Дитя мое! Пресветлое Дитя мое! Я ввожу Тебя во храм. Видишь, я стал священником; и я ввожу Тебя во храм Святой, потому что сегодня праздник, и, видишь, везде флаги, расшитые золотом, выкинуты, и золотые хоругви всюду навешаны, и в воздухе летят цветным снегом серпантин и конфетти, и конфеты летят из горсти, и лампады и свечи все зажжены! И на шеях, на запястьях и пальцах у людей, у рабов и господ, ярко горят самоцветы заморские, из земли Офир, из Тира и Сидона, из Дамаска и Яффы! Не ругай меня, Доченька, что я раньше Тебя в храм не привел. Я ведь не был тогда еще священником. А теперь, видишь, родная, я – священник, и храм – мой дом, и давай поднимемся по крутой лестнице, давай в Дом наш войдем…

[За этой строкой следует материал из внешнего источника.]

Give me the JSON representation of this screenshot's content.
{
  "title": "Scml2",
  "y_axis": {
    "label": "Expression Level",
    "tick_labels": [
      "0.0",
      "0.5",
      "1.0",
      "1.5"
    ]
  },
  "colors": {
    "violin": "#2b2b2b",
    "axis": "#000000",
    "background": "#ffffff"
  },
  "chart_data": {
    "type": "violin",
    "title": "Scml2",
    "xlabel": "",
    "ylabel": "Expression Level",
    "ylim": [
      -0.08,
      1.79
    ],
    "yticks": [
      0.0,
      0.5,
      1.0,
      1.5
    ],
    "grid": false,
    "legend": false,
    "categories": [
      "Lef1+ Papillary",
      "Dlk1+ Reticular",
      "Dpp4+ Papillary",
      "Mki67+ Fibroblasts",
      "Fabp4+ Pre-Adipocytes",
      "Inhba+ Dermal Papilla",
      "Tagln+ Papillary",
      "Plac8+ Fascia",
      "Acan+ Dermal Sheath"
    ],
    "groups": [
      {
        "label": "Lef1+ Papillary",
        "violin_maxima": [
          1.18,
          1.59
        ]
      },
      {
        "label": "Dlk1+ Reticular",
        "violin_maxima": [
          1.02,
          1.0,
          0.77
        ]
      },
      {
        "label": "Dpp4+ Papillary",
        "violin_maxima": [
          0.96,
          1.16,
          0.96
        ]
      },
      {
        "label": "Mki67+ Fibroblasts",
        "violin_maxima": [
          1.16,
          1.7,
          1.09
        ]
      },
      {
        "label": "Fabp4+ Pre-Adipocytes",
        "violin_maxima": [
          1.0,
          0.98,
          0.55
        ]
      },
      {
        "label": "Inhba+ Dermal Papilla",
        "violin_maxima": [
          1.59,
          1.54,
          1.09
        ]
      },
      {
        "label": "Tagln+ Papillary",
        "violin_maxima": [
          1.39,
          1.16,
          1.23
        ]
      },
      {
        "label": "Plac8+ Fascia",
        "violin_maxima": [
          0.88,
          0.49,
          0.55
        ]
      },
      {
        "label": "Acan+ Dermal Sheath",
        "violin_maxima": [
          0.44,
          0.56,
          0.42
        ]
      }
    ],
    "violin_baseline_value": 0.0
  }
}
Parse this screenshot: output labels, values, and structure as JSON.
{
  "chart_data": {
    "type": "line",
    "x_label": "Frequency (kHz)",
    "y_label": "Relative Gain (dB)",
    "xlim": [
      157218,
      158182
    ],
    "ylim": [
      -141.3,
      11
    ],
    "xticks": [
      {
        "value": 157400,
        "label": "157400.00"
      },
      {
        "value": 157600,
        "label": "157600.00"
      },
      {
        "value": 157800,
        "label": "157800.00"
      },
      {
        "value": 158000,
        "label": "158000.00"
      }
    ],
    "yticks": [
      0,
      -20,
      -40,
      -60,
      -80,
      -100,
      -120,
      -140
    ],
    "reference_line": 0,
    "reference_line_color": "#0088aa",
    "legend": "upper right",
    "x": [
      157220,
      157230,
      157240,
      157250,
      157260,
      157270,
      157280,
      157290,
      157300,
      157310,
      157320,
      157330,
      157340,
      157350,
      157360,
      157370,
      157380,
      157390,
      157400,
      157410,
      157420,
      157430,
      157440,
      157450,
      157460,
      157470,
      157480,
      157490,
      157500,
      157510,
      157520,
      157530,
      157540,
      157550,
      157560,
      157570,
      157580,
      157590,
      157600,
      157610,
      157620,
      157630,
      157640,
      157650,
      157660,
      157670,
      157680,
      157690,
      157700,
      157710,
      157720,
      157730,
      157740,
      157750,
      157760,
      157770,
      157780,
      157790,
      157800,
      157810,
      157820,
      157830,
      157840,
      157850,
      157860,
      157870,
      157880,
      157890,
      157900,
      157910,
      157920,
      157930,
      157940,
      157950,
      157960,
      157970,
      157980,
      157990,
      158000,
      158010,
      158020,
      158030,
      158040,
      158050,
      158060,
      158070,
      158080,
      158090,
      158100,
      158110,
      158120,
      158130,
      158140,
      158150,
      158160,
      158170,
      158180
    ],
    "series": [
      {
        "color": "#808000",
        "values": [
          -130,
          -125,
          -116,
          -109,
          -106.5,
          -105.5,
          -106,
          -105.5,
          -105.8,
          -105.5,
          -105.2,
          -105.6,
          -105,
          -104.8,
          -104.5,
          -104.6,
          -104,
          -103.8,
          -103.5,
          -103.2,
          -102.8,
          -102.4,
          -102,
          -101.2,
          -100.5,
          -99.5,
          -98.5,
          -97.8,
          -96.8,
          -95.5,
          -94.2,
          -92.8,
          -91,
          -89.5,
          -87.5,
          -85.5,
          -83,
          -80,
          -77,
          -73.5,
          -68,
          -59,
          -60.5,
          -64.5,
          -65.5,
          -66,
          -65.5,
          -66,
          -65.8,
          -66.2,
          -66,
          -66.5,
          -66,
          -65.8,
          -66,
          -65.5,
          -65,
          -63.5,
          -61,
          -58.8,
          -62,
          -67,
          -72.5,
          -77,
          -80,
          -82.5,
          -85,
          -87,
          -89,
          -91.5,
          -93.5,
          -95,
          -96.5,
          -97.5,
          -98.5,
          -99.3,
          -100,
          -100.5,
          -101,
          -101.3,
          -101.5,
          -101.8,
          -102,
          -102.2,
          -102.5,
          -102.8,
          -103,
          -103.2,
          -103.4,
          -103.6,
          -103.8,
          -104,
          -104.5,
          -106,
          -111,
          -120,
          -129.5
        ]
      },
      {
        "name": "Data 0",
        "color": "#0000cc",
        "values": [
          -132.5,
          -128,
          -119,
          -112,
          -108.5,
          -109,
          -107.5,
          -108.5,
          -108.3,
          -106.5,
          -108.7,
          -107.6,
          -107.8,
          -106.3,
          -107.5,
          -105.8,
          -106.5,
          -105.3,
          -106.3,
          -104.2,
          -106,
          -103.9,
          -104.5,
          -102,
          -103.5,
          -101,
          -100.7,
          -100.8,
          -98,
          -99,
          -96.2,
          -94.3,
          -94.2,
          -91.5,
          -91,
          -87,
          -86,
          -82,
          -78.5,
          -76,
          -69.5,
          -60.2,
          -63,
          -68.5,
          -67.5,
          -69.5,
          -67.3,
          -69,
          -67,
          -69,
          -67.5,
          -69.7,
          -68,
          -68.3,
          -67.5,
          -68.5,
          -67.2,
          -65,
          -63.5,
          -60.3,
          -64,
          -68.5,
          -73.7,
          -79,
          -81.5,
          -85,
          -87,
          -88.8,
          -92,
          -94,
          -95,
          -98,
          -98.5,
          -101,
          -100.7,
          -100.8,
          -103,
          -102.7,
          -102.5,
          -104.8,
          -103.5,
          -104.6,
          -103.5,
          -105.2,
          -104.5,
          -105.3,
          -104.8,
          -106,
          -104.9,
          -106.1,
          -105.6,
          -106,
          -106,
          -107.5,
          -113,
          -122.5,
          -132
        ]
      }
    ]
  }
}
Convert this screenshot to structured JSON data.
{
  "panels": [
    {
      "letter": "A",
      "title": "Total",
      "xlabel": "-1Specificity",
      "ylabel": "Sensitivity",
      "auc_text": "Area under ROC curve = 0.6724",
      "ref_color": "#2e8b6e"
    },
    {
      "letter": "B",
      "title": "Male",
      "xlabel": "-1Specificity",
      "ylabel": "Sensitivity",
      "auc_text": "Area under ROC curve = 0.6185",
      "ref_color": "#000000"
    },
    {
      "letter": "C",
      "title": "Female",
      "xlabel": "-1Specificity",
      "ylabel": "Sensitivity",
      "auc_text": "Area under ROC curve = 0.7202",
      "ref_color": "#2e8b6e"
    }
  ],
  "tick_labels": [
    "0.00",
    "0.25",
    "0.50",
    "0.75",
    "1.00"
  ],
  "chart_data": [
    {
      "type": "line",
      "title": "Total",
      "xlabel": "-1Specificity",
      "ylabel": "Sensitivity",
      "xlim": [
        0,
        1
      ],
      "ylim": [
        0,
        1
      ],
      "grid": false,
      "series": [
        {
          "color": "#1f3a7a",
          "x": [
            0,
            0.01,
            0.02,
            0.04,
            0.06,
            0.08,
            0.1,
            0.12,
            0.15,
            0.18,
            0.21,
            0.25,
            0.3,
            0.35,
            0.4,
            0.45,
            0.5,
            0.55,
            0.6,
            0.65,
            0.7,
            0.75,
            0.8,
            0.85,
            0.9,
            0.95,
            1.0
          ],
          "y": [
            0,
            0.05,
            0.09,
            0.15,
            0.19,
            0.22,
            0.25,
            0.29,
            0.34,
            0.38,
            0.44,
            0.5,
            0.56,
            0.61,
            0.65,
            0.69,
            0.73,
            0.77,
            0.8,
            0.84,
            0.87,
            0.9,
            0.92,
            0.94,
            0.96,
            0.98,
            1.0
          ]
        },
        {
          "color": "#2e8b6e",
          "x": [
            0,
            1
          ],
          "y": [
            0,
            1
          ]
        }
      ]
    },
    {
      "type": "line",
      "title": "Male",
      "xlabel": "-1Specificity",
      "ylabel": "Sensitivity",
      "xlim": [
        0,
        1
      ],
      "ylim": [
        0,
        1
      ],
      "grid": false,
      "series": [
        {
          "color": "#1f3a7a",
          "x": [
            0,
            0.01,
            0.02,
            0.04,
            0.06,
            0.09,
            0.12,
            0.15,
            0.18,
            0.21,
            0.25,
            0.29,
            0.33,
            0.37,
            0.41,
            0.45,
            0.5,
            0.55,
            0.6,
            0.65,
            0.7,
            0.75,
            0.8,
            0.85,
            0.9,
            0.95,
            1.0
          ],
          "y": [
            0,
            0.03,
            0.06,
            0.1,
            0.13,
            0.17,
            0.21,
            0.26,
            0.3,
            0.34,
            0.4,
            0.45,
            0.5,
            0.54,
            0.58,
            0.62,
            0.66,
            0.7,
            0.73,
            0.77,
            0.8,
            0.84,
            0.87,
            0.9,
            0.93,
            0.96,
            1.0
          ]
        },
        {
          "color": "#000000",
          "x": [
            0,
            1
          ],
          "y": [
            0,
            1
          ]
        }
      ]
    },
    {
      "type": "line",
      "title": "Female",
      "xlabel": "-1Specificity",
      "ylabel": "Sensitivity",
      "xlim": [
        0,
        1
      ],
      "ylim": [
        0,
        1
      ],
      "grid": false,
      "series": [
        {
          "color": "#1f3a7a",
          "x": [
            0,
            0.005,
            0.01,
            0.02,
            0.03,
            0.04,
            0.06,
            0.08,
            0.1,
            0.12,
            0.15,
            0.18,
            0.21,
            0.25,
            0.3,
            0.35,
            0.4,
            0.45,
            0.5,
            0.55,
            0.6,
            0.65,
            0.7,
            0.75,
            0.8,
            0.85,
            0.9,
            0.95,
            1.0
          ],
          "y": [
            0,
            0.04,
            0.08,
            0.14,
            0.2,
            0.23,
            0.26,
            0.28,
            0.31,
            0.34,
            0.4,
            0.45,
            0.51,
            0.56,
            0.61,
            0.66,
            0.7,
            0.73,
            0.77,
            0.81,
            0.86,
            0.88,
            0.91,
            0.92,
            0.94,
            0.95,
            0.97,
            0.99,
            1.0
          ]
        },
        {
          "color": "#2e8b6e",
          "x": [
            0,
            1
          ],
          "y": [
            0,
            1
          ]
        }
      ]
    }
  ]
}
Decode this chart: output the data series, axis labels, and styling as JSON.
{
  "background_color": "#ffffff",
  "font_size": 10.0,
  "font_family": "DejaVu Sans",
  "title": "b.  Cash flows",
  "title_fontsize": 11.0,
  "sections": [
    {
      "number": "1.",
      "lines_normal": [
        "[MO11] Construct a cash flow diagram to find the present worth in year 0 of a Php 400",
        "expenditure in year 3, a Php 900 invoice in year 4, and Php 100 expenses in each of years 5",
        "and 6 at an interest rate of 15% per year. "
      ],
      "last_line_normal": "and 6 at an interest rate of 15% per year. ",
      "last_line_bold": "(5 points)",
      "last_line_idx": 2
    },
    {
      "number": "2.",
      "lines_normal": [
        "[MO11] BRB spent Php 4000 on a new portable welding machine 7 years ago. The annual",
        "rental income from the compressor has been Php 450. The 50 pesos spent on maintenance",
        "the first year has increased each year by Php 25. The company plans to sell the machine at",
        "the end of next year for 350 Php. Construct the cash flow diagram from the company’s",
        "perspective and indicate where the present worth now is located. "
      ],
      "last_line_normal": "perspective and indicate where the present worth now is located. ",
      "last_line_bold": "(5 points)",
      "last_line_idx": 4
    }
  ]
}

– Иоакиме и Анно веселитеся ныне, во храм приводяще Господень Чистую Бога Матерь Христа Всецаря будущую, от вас же рождшуюся, яко трилетствующую Юницу…

Доченька… не надо плакать…

«Папа, это я от ладости!..»

– Гляди-ка, Люська, у батюшки глаза как свечи, – слышу я шепот Дорочки Преловской, летящий ко мне воробьем от самого клироса.